What a disaster of a paragraph. Horrible. First off, the ridiculous "ailing wife" and underage daughter example matched with a hypothetical "evangelical." Who is this person? Hypotheticals in the abortion debate have always been unhelpful but what is Miller saying? That a man who would have carted his child off for an abortion but would never say so "in the past" might now proudly announce his support of abortion for his daughter? Really? And what is this straw-man "ailing wife" reference? Because evangelicals used to claim they wanted women to die in pregnancy? But now they don't?
And notice how she says "in the past" an evangelical would have hidden his support for abortion. But now . . . well, now what? Now they just don't talk about it much? And for our evidence we have Rick Warren? Rick Warren? And, again, it's not exactly news that a United Methodist pastor clearly articulates the views his church has held for decades. In the small town I grew up in, our local Methodist pastor was saying precisely the things that Hamilton is preaching and writing in his book.

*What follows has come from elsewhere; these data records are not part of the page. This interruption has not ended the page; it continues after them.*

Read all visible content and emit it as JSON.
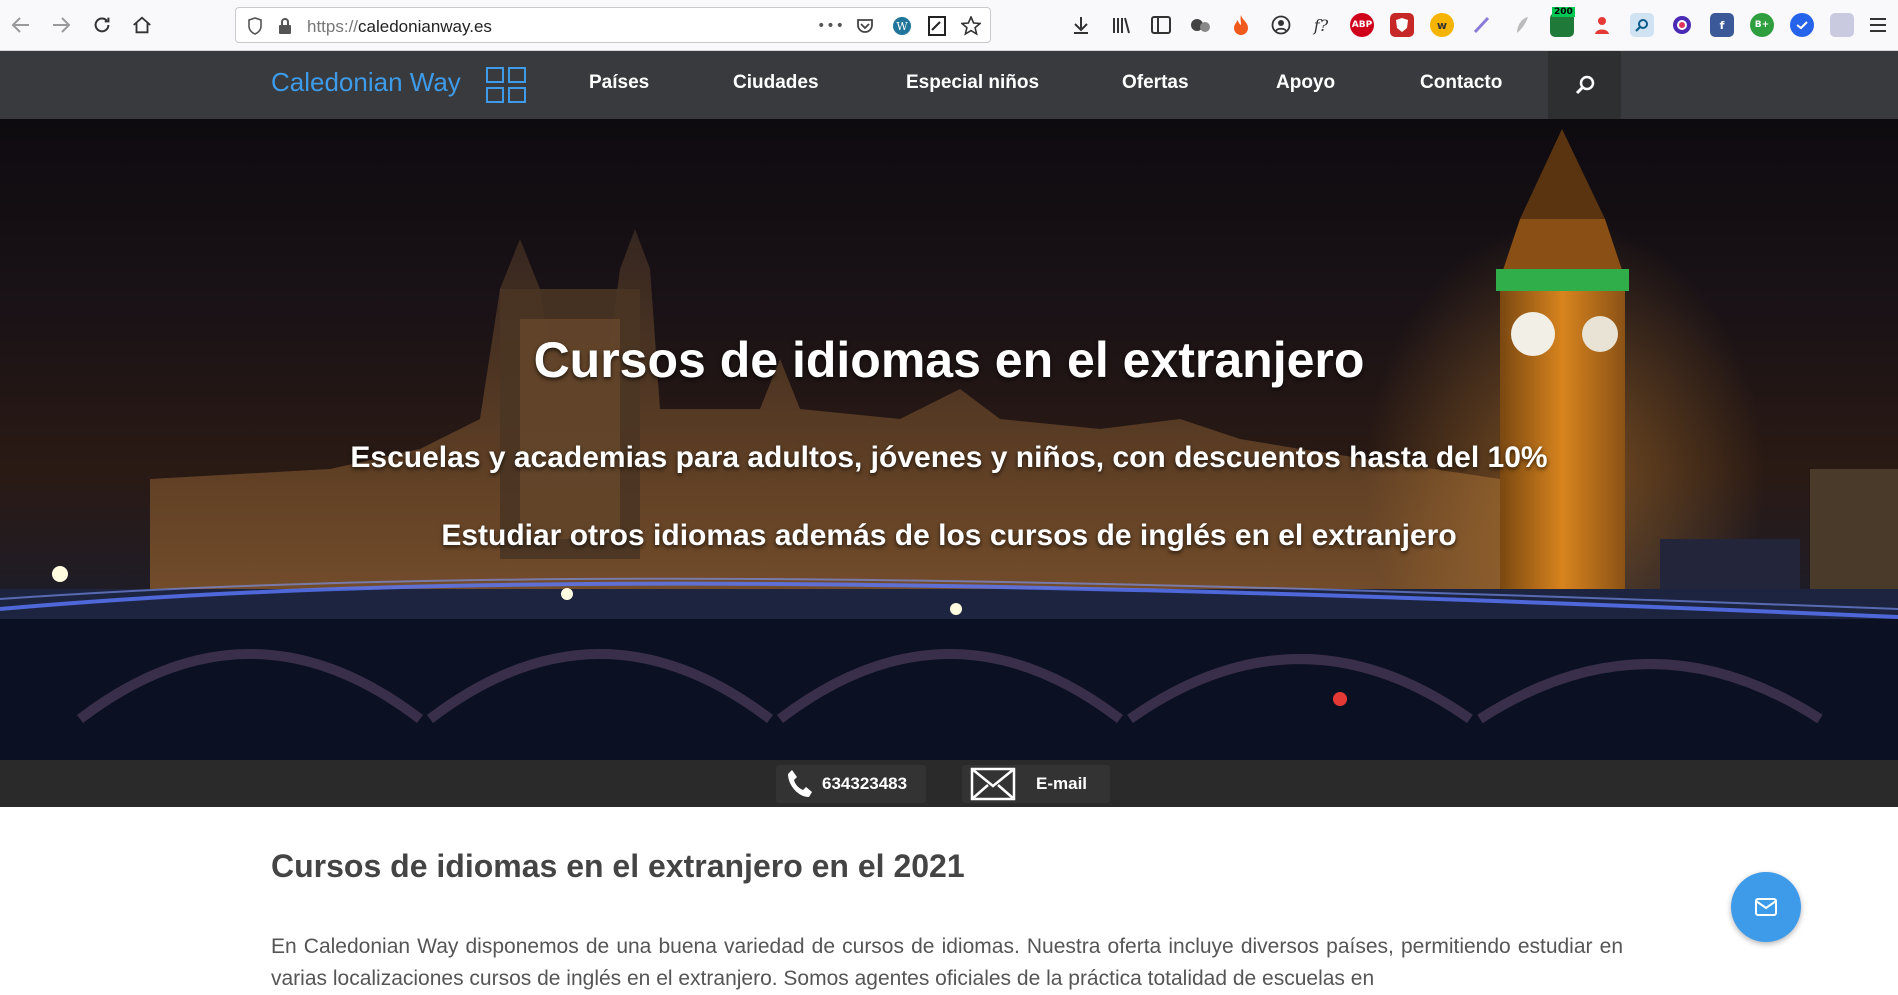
{
  "browser": {
    "url_scheme": "https://",
    "url_host": "caledonianway.es",
    "menu_glyph": "•••",
    "badge_count": "200",
    "extensions": [
      {
        "name": "abp-icon",
        "label": "ABP",
        "color": "#d0021b"
      },
      {
        "name": "brave-icon",
        "label": "",
        "color": "#c62828"
      },
      {
        "name": "word-icon",
        "label": "w",
        "color": "#f5b400"
      },
      {
        "name": "facebook-icon",
        "label": "f",
        "color": "#3b5998"
      },
      {
        "name": "bplus-icon",
        "label": "B+",
        "color": "#2e9e3e"
      }
    ]
  },
  "site": {
    "logo_text": "Caledonian Way",
    "accent_color": "#3d9be9",
    "nav": [
      "Países",
      "Ciudades",
      "Especial niños",
      "Ofertas",
      "Apoyo",
      "Contacto"
    ]
  },
  "hero": {
    "title": "Cursos de idiomas en el extranjero",
    "subtitle1": "Escuelas y academias para adultos, jóvenes y niños, con descuentos hasta del 10%",
    "subtitle2": "Estudiar otros idiomas además de los cursos de inglés en el extranjero"
  },
  "contact": {
    "phone": "634323483",
    "email_label": "E-mail"
  },
  "content": {
    "title": "Cursos de idiomas en el extranjero en el 2021",
    "paragraph": "En Caledonian Way disponemos de una buena variedad de cursos de idiomas. Nuestra oferta incluye diversos países, permitiendo estudiar en varias localizaciones cursos de inglés en el extranjero. Somos agentes oficiales de la práctica totalidad de escuelas en"
  }
}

But even though the story is only four paragraphs long, it has yet another clunker of a paragraph:
As for his heavy heart, Hamilton comes by it honestly. Seven years ago he received a letter from a parishioner describing her own teenage pregnancy in the years before Roe, the pressure from her parents to abort and her refusal to do so--in spite of the cost. That letter was from his mother.
And then the story ends. Evangelical support for abortion is worth covering. And if conservative evangelical attitudes are changing with regard to abortion, that is definitely newsworthy. Unfortunately, this story fails to give adequate weight or depth to either of those angles.
The headline of this story, by the way? How Would Jesus Choose? Ugh.